Land dispossession in South Africa was the original colonial sin, aggravated by apartheid policy. Since the advent of democracy, the State’s efforts to rectify the injustice have been wholly inefficient and insufficient. The longer it takes to effect land reform, the greater the risk to the wellbeing of the constitutional democracy.
While the likes of Afriforum and other groups, including parties which are now members of the GNU, are within their rights to argue for the retention of the apartheid-era status-quo – free speech is guaranteed by the Constitution – they have no right to place the country’s economic welfare at risk by feeding misinformation to Washington lawmakers.
The Expropriation Act has just been signed into law and is yet to be implemented. Regulations to govern the implementation of the Act must still be developed, and the Courts will have a significant say in settling conflicts that may arise between a property owner and the government
The Act has not been used to confiscate any land, and in any case differs very little from the previous expropriation act which, since the advent of democracy, was never used for the mass confiscation of private land.
The Act sets out very specific guidelines for when land can be expropriated and when compensation is and is not required. In the vast majority of circumstances, the new law protects and even strengthens property rights.

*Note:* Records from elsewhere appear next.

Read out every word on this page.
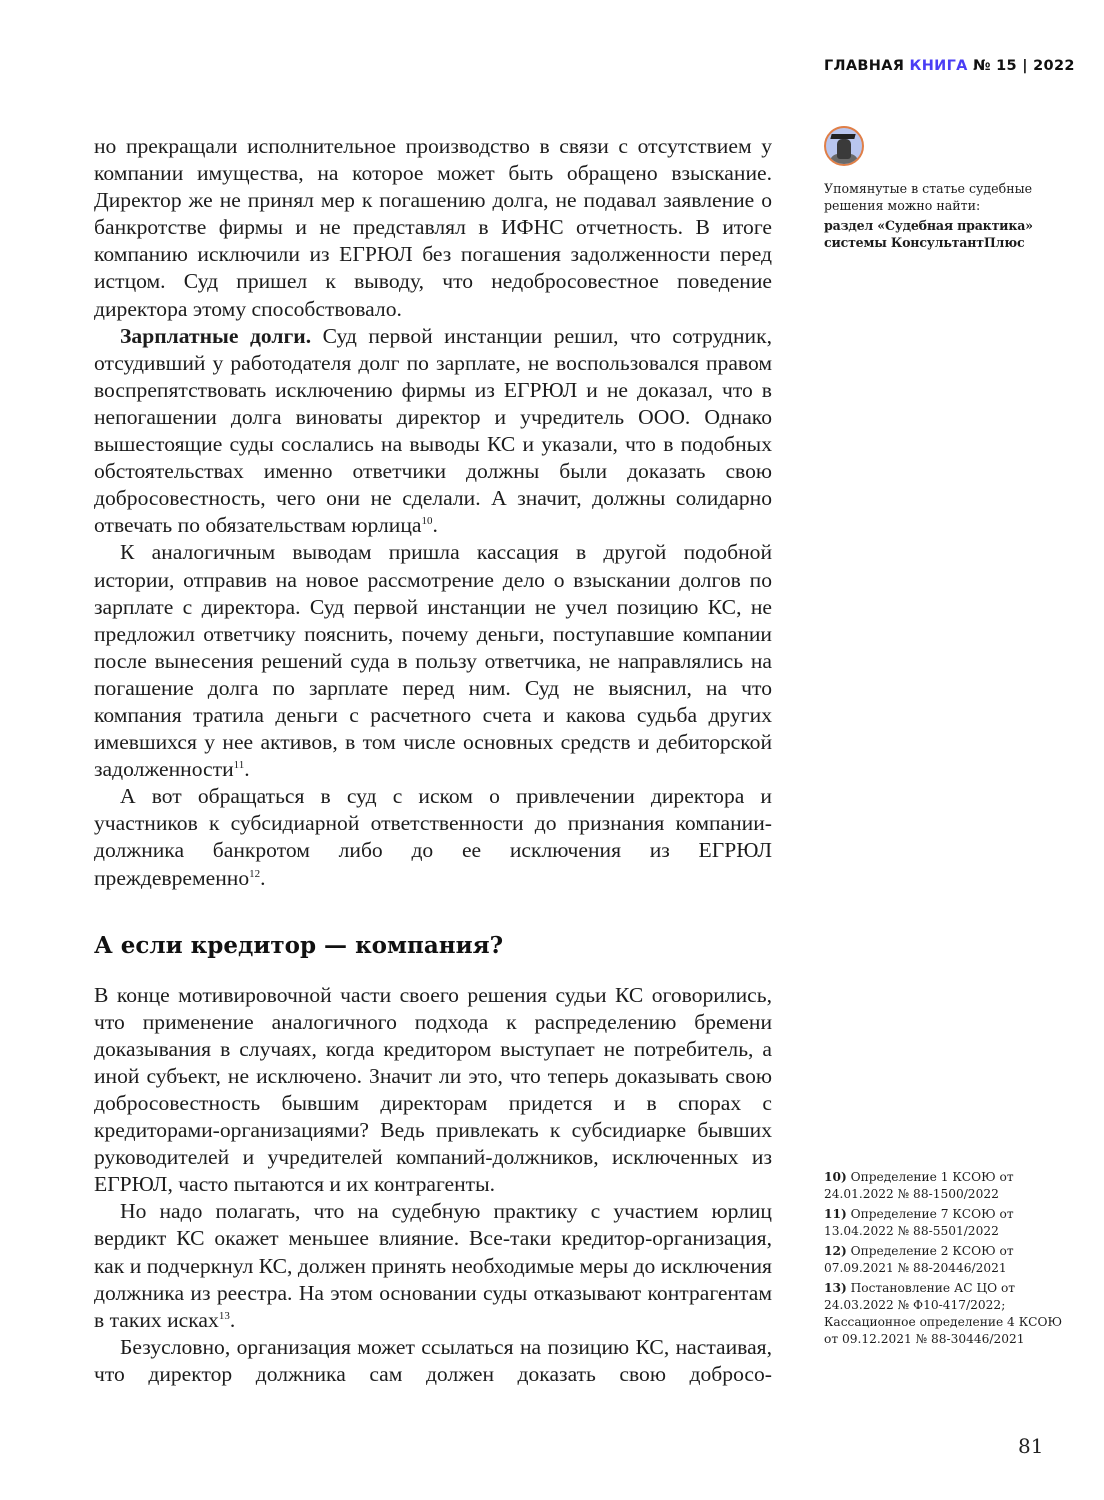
ГЛАВНАЯ КНИГА № 15 | 2022
Упомянутые в статье судебные решения можно найти:
раздел «Судебная практика» системы КонсультантПлюс

но прекращали исполнительное производство в связи с отсутствием у компании имущества, на которое может быть обращено взыскание. Директор же не принял мер к погашению долга, не подавал заявление о банкротстве фирмы и не представлял в ИФНС отчетность. В итоге компанию исключили из ЕГРЮЛ без погашения задолженности перед истцом. Суд пришел к выводу, что недобросовестное поведение директора этому способствовало.

Зарплатные долги. Суд первой инстанции решил, что сотрудник, отсудивший у работодателя долг по зарплате, не воспользовался правом воспрепятствовать исключению фирмы из ЕГРЮЛ и не доказал, что в непогашении долга виноваты директор и учредитель ООО. Однако вышестоящие суды сослались на выводы КС и указали, что в подобных обстоятельствах именно ответчики должны были доказать свою добросовестность, чего они не сделали. А значит, должны солидарно отвечать по обязательствам юрлица$^{10}$.

К аналогичным выводам пришла кассация в другой подобной истории, отправив на новое рассмотрение дело о взыскании долгов по зарплате с директора. Суд первой инстанции не учел позицию КС, не предложил ответчику пояснить, почему деньги, поступавшие компании после вынесения решений суда в пользу ответчика, не направлялись на погашение долга по зарплате перед ним. Суд не выяснил, на что компания тратила деньги с расчетного счета и какова судьба других имевшихся у нее активов, в том числе основных средств и дебиторской задолженности$^{11}$.

А вот обращаться в суд с иском о привлечении директора и участников к субсидиарной ответственности до признания компании-должника банкротом либо до ее исключения из ЕГРЮЛ преждевременно$^{12}$.

А если кредитор — компания?

В конце мотивировочной части своего решения судьи КС оговорились, что применение аналогичного подхода к распределению бремени доказывания в случаях, когда кредитором выступает не потребитель, а иной субъект, не исключено. Значит ли это, что теперь доказывать свою добросовестность бывшим директорам придется и в спорах с кредиторами-организациями? Ведь привлекать к субсидиарке бывших руководителей и учредителей компаний-должников, исключенных из ЕГРЮЛ, часто пытаются и их контрагенты.

Но надо полагать, что на судебную практику с участием юрлиц вердикт КС окажет меньшее влияние. Все-таки кредитор-организация, как и подчеркнул КС, должен принять необходимые меры до исключения должника из реестра. На этом основании суды отказывают контрагентам в таких исках$^{13}$.

Безусловно, организация может ссылаться на позицию КС, настаивая, что директор должника сам должен доказать свою добросо-

10) Определение 1 КСОЮ от 24.01.2022 № 88-1500/2022
11) Определение 7 КСОЮ от 13.04.2022 № 88-5501/2022
12) Определение 2 КСОЮ от 07.09.2021 № 88-20446/2021
13) Постановление АС ЦО от 24.03.2022 № Ф10-417/2022; Кассационное определение 4 КСОЮ от 09.12.2021 № 88-30446/2021
81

In the United States, the 5th Amendment known as “eminent domain” enables the government to expropriate land when it is “in the public interest”, just like the Expropriation Act.
It is crucial that South African diplomacy focuses on level-headed, cordial engagement with the United States to protect and strengthen bilateral relations.
We condemn the disinformation efforts by AfriForum, Solidarity, and their political party spearheads, the Freedom Front Plus and the Democratic Alliance. Their collective campaign has backfired, and will hurt not only their members but the entire country.
GOOD calls for urgent action to be taken against Afriforum, in this instance, for spreading deliberately false and inflammatory disinformation.